🤖 AI Summary
To address the insufficient fall recovery capability of humanoid robots, this work proposes a brain-body co-design paradigm that jointly optimizes control policies and physical morphology. Methodologically, we introduce RoboCraft: a framework that fine-tunes policies within an efficient morphological search space using a pre-trained shared policy; incorporates human motion priors to guide morphology optimization; and employs an iterative joint optimization algorithm integrating morphology-prioritized experience replay, reinforcement learning policy transfer, and multi-objective morphological evolution. Experiments across seven public humanoid platforms demonstrate an average 44.55% improvement in fall recovery success rate, with morphology optimization alone contributing ≥40% of the performance gain. To our knowledge, this is the first work achieving closed-loop co-evolution of control and morphology, significantly enhancing robotic safety and autonomy.
📝 Abstract
Humanoid robots represent a central frontier in embodied intelligence, as their anthropomorphic form enables natural deployment in humans' workspace. Brain-body co-design for humanoids presents a promising approach to realizing this potential by jointly optimizing control policies and physical morphology. Within this context, fall recovery emerges as a critical capability. It not only enhances safety and resilience but also integrates naturally with locomotion systems, thereby advancing the autonomy of humanoids. In this paper, we propose RoboCraft, a scalable humanoid co-design framework for fall recovery that iteratively improves performance through the coupled updates of control policy and morphology. A shared policy pretrained across multiple designs is progressively finetuned on high-performing morphologies, enabling efficient adaptation without retraining from scratch.
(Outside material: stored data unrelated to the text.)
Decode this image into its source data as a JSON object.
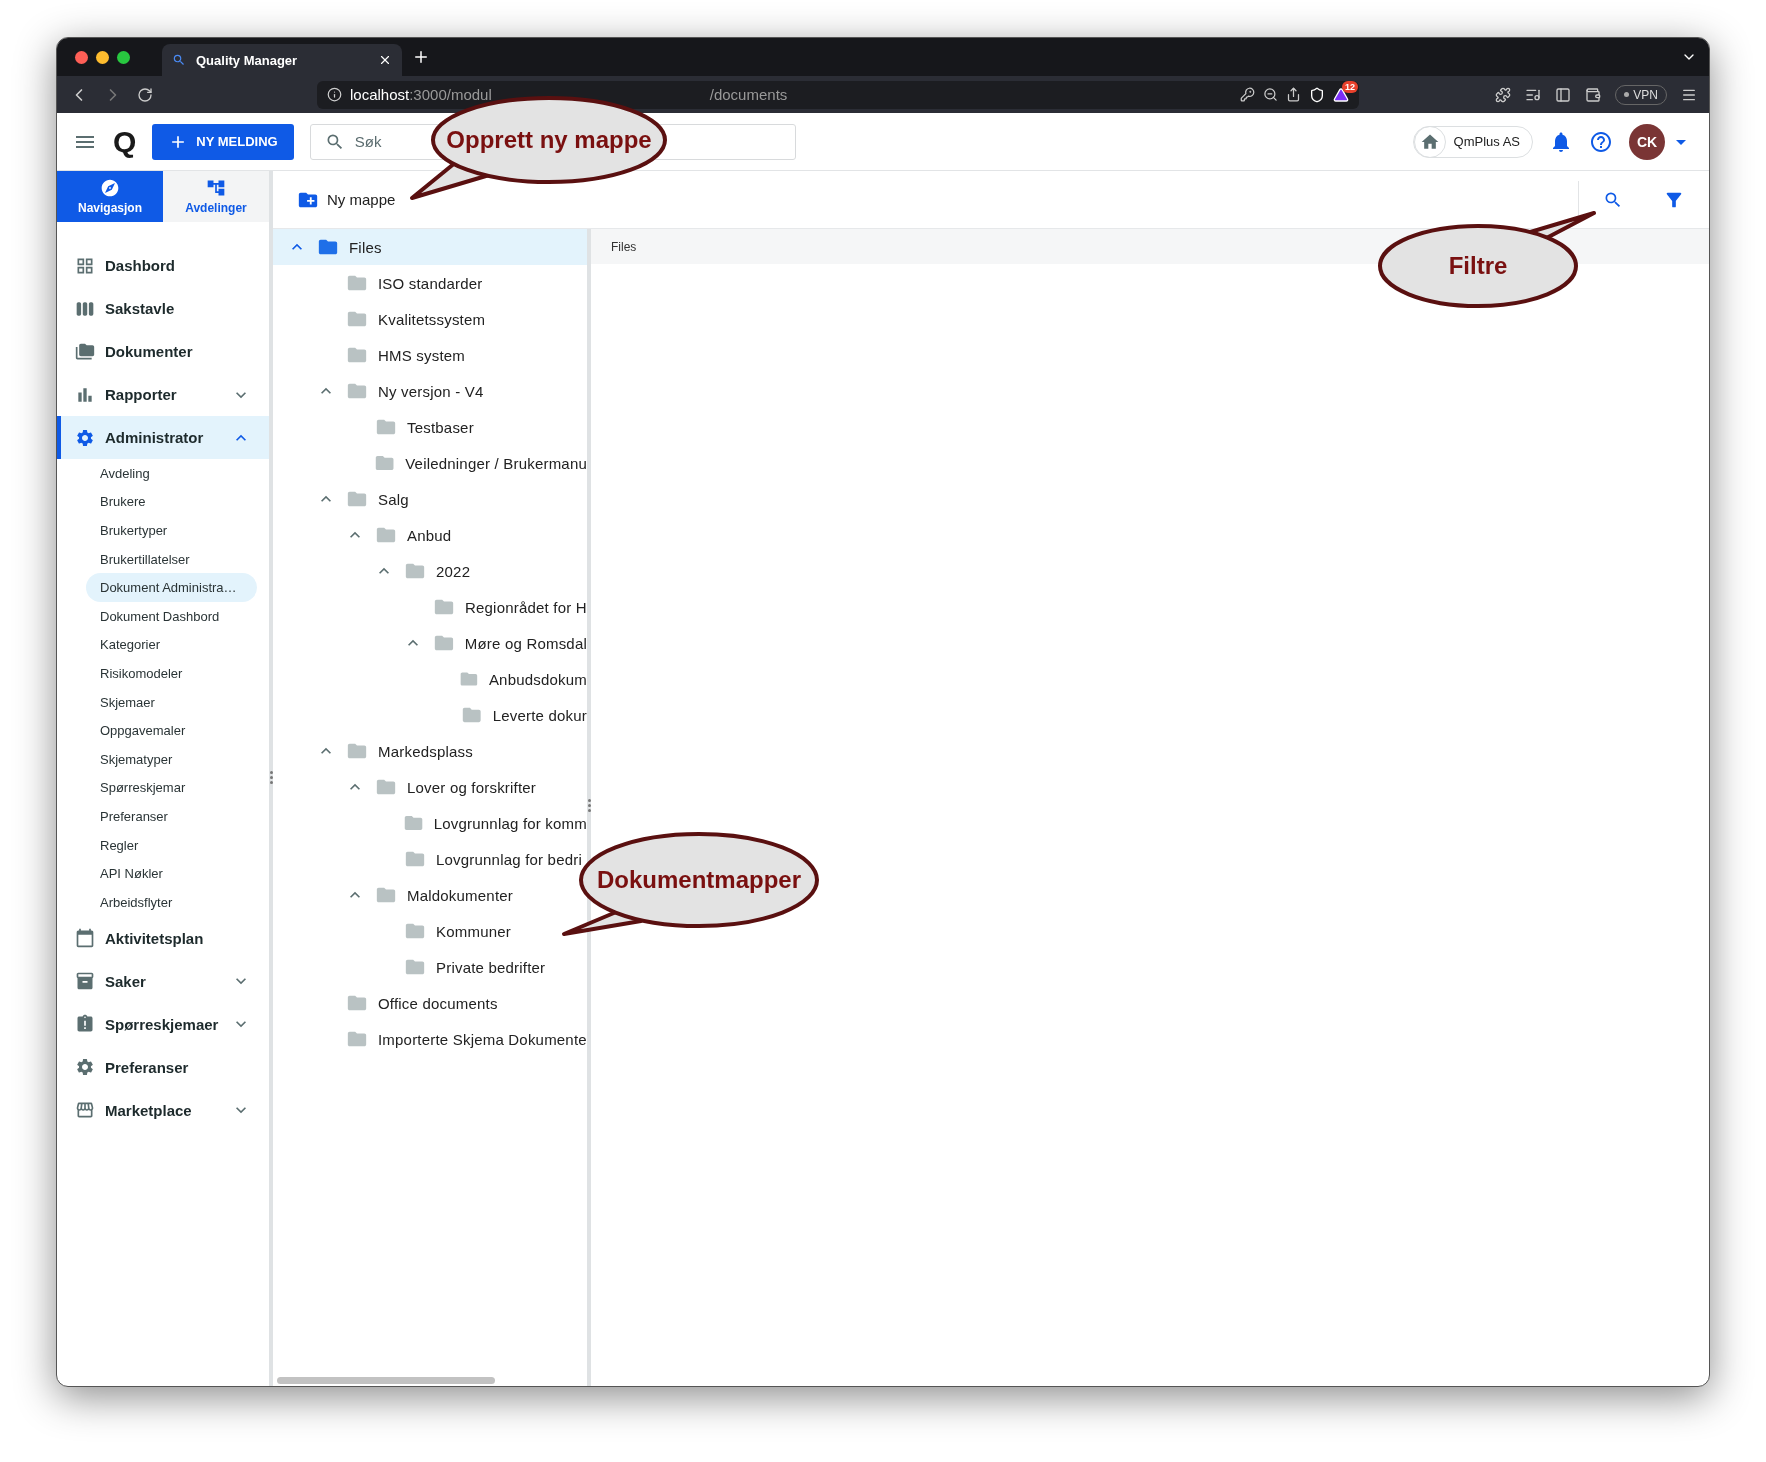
{
  "browser": {
    "tab_title": "Quality Manager",
    "url_host": "localhost",
    "url_path": ":3000/modul",
    "url_tail": "/documents",
    "badge": "12",
    "vpn": "VPN"
  },
  "header": {
    "logo": "Q",
    "new_button": "NY MELDING",
    "search": {
      "placeholder": "Søk"
    },
    "org": "QmPlus AS",
    "avatar": "CK"
  },
  "nav_tabs": [
    {
      "label": "Navigasjon",
      "selected": true
    },
    {
      "label": "Avdelinger",
      "selected": false
    }
  ],
  "sidebar": {
    "items": [
      {
        "label": "Dashbord",
        "selected": false
      },
      {
        "label": "Sakstavle",
        "selected": false
      },
      {
        "label": "Dokumenter",
        "selected": false
      },
      {
        "label": "Rapporter",
        "selected": false,
        "expanded": false
      },
      {
        "label": "Administrator",
        "selected": true,
        "expanded": true,
        "children": [
          {
            "label": "Avdeling",
            "selected": false
          },
          {
            "label": "Brukere",
            "selected": false
          },
          {
            "label": "Brukertyper",
            "selected": false
          },
          {
            "label": "Brukertillatelser",
            "selected": false
          },
          {
            "label": "Dokument Administra…",
            "selected": true
          },
          {
            "label": "Dokument Dashbord",
            "selected": false
          },
          {
            "label": "Kategorier",
            "selected": false
          },
          {
            "label": "Risikomodeler",
            "selected": false
          },
          {
            "label": "Skjemaer",
            "selected": false
          },
          {
            "label": "Oppgavemaler",
            "selected": false
          },
          {
            "label": "Skjematyper",
            "selected": false
          },
          {
            "label": "Spørreskjemar",
            "selected": false
          },
          {
            "label": "Preferanser",
            "selected": false
          },
          {
            "label": "Regler",
            "selected": false
          },
          {
            "label": "API Nøkler",
            "selected": false
          },
          {
            "label": "Arbeidsflyter",
            "selected": false
          }
        ]
      },
      {
        "label": "Aktivitetsplan",
        "selected": false
      },
      {
        "label": "Saker",
        "selected": false,
        "expanded": false
      },
      {
        "label": "Spørreskjemaer",
        "selected": false,
        "expanded": false
      },
      {
        "label": "Preferanser",
        "selected": false
      },
      {
        "label": "Marketplace",
        "selected": false,
        "expanded": false
      }
    ]
  },
  "toolbar": {
    "new_folder": "Ny mappe"
  },
  "tree": [
    {
      "label": "Files",
      "selected": true,
      "expanded": true,
      "children": [
        {
          "label": "ISO standarder",
          "selected": false
        },
        {
          "label": "Kvalitetssystem",
          "selected": false
        },
        {
          "label": "HMS system",
          "selected": false
        },
        {
          "label": "Ny versjon - V4",
          "selected": false,
          "expanded": true,
          "children": [
            {
              "label": "Testbaser",
              "selected": false
            },
            {
              "label": "Veiledninger / Brukermanu",
              "selected": false
            }
          ]
        },
        {
          "label": "Salg",
          "selected": false,
          "expanded": true,
          "children": [
            {
              "label": "Anbud",
              "selected": false,
              "expanded": true,
              "children": [
                {
                  "label": "2022",
                  "selected": false,
                  "expanded": true,
                  "children": [
                    {
                      "label": "Regionrådet for H",
                      "selected": false
                    },
                    {
                      "label": "Møre og Romsdal",
                      "selected": false,
                      "expanded": true,
                      "children": [
                        {
                          "label": "Anbudsdokum",
                          "selected": false
                        },
                        {
                          "label": "Leverte dokur",
                          "selected": false
                        }
                      ]
                    }
                  ]
                }
              ]
            }
          ]
        },
        {
          "label": "Markedsplass",
          "selected": false,
          "expanded": true,
          "children": [
            {
              "label": "Lover og forskrifter",
              "selected": false,
              "expanded": true,
              "children": [
                {
                  "label": "Lovgrunnlag for komm",
                  "selected": false
                },
                {
                  "label": "Lovgrunnlag for bedri",
                  "selected": false
                }
              ]
            },
            {
              "label": "Maldokumenter",
              "selected": false,
              "expanded": true,
              "children": [
                {
                  "label": "Kommuner",
                  "selected": false
                },
                {
                  "label": "Private bedrifter",
                  "selected": false
                }
              ]
            }
          ]
        },
        {
          "label": "Office documents",
          "selected": false
        },
        {
          "label": "Importerte Skjema Dokumente",
          "selected": false
        }
      ]
    }
  ],
  "content": {
    "breadcrumb": "Files"
  },
  "callouts": [
    {
      "text": "Opprett ny mappe"
    },
    {
      "text": "Filtre"
    },
    {
      "text": "Dokumentmapper"
    }
  ]
}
Concurrently, morphology search is guided by human-inspired priors and optimization algorithms, supported by a priority buffer that balances reevaluation of promising candidates with the exploration of novel designs. Experiments show that ourmethod{} achieves an average performance gain of 44.55% on seven public humanoid robots, with morphology optimization drives at least 40% of improvements in co-designing four humanoid robots, underscoring the critical role of humanoid co-design.